Vegetation model as a time machine
However, Christoph Schwörer doesn’t just want to find out how the composition and spread of the plant species has changed over the past millennia. He is particularly interested in the future. For this purpose, he uses a vegetation model developed at the ETH Zurich – which he feeds with reconstructed data from the past.
“The model serves as a kind of time machine,” he explains. “If it is able to show the effects of the temperature fluctuations over the past 12,000 years, we can also project the future effects of climate change on the vegetation.”

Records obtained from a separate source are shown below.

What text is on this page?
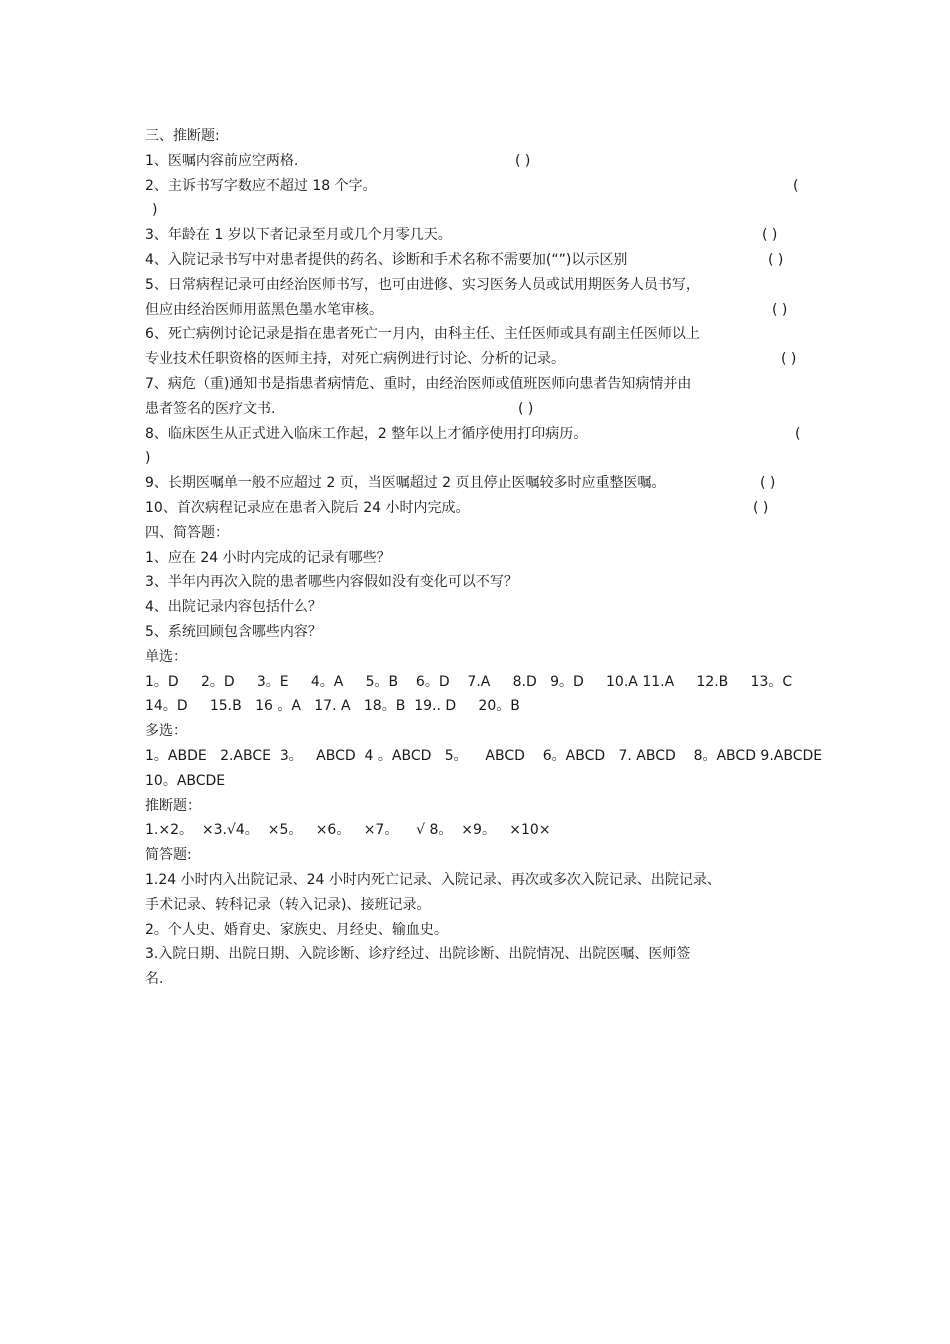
三、推断题:
1、医嘱内容前应空两格.	( )
2、主诉书写字数应不超过 18 个字。	(
)
3、年龄在 1 岁以下者记录至月或几个月零几天。	( )
4、入院记录书写中对患者提供的药名、诊断和手术名称不需要加(“”)以示区别	( )
5、日常病程记录可由经治医师书写，也可由进修、实习医务人员或试用期医务人员书写，
但应由经治医师用蓝黑色墨水笔审核。	( )
6、死亡病例讨论记录是指在患者死亡一月内，由科主任、主任医师或具有副主任医师以上
专业技术任职资格的医师主持，对死亡病例进行讨论、分析的记录。	( )
7、病危（重)通知书是指患者病情危、重时，由经治医师或值班医师向患者告知病情并由
患者签名的医疗文书.	( )
8、临床医生从正式进入临床工作起，2 整年以上才循序使用打印病历。	(
)
9、长期医嘱单一般不应超过 2 页，当医嘱超过 2 页且停止医嘱较多时应重整医嘱。	( )
10、首次病程记录应在患者入院后 24 小时内完成。	( )
四、简答题：
1、应在 24 小时内完成的记录有哪些？
3、半年内再次入院的患者哪些内容假如没有变化可以不写？
4、出院记录内容包括什么？
5、系统回顾包含哪些内容？
单选：
1。D     2。D     3。E     4。A     5。B    6。D    7.A     8.D   9。D     10.A 11.A     12.B     13。C
14。D     15.B   16 。A   17. A   18。B  19.. D     20。B
多选：
1。ABDE   2.ABCE  3。   ABCD  4 。ABCD   5。    ABCD    6。ABCD   7. ABCD    8。ABCD 9.ABCDE
10。ABCDE
推断题：
1.×2。  ×3.√4。  ×5。   ×6。   ×7。    √ 8。  ×9。   ×10×
简答题:
1.24 小时内入出院记录、24 小时内死亡记录、入院记录、再次或多次入院记录、出院记录、
手术记录、转科记录（转入记录)、接班记录。
2。个人史、婚育史、家族史、月经史、输血史。
3.入院日期、出院日期、入院诊断、诊疗经过、出院诊断、出院情况、出院医嘱、医师签
名.
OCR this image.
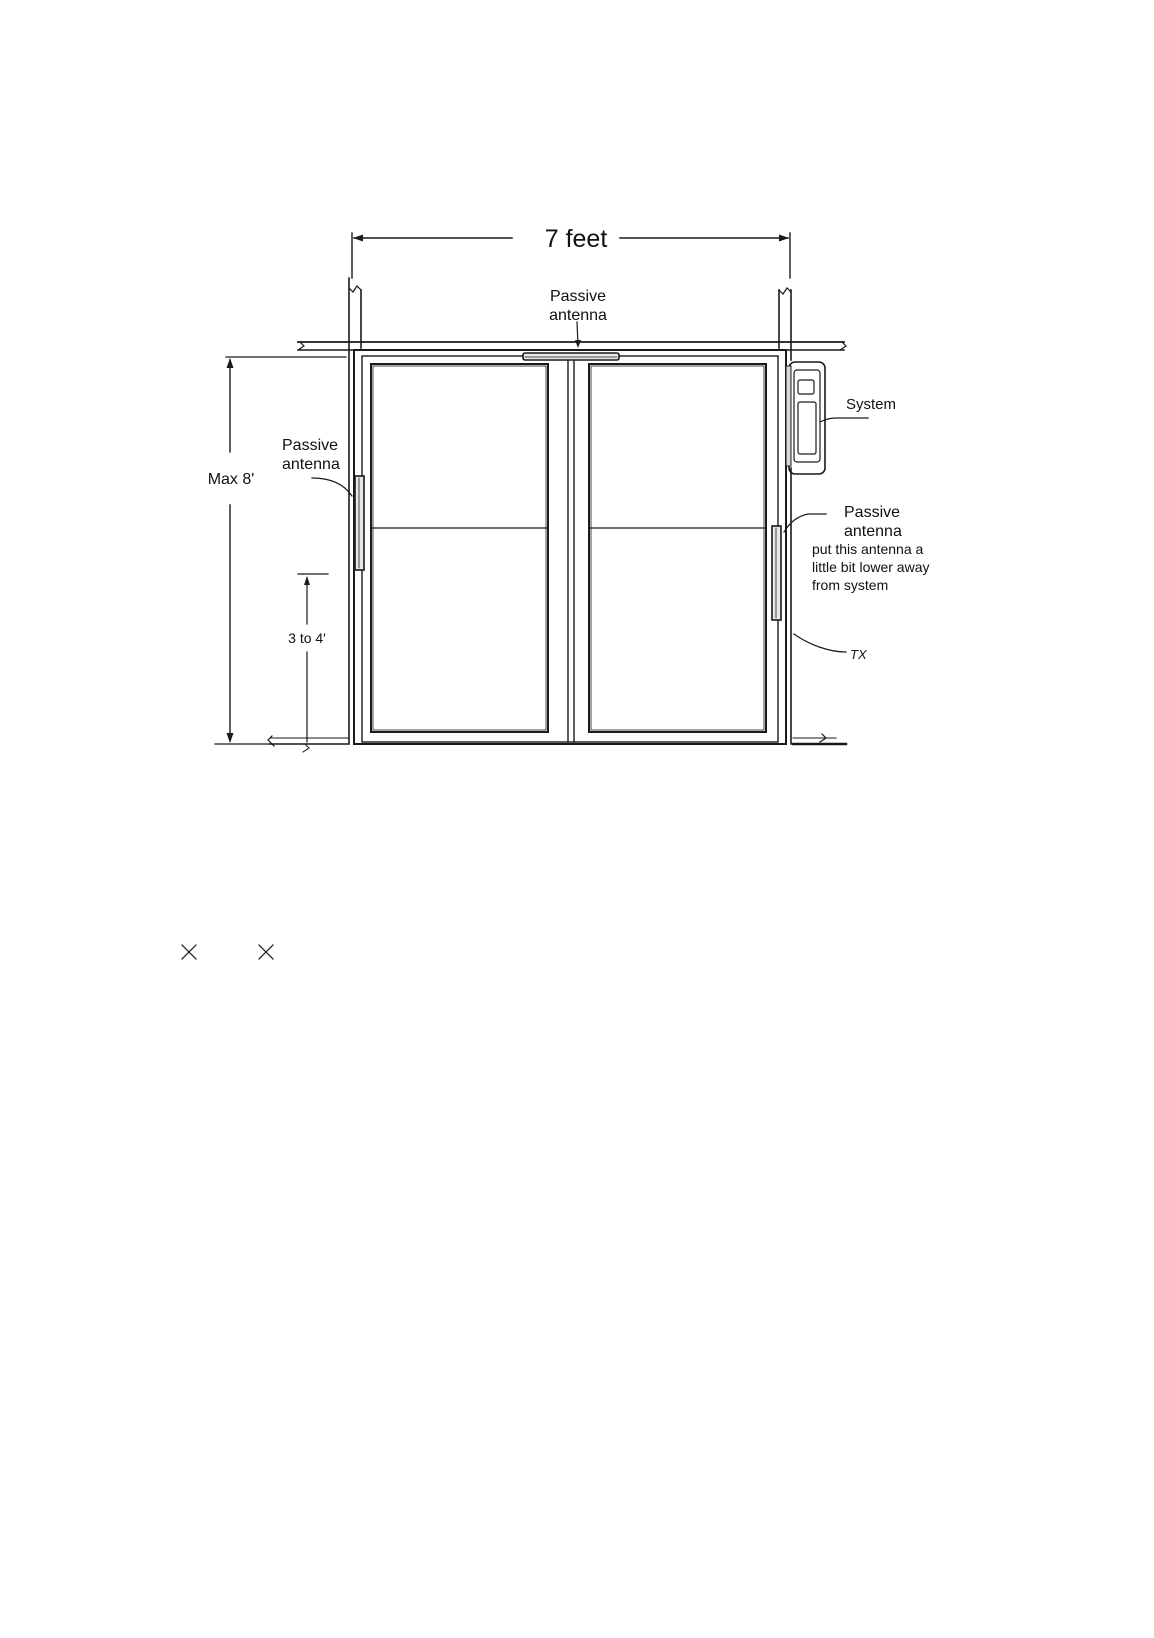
7 feet
Passive
antenna
Passive
antenna
Max 8'
3 to 4'
System
Passive
antenna
put this antenna a
little bit lower away
from system
TX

The Bernese researcher is very familiar with the so-called LandClim model. He worked with it during his two-year stay at the University of Oregon in Eugene, where he did his Swiss National Science Foundation (SNSF) Early Mobility postdoc. In his second postdoctoral position at the Oeschger Centre, he is currently developing a very local but more precise view of future vegetation by means of model simulations. In one of his studies, he has simulated changes in the species composition and in the tree line around Lake Iffig until the year 2500 – and this within a radius of five kilometres and practically tree by tree. The simplified conclusion of this simulation: The tree line will rise considerably, and beeches will expand at the expense of spruces. But according to Schwörer, there will be fewer meadows and fields in the alpine vegetation zone, as some plants have a problem. They cannot survive at high altitude. The reason? The increase in temperature is much too rapid for humus to form on the rocky subsoil.
Christoph Schwörer is striving for an academic career. So for his next step on this challenging path, he’s applying to the SNSF for an Ambizione project. For this research project he hopes to examine alpine sediment cores with unrivalled thoroughness.
“Since the lake bottoms have a maximum temperature of 4°C, the DNA is preserved in plant remains. After the last ice age, plants were forced to shift their distributions due to climatic changes. I want to find out what happens to genetic diversity during these times.”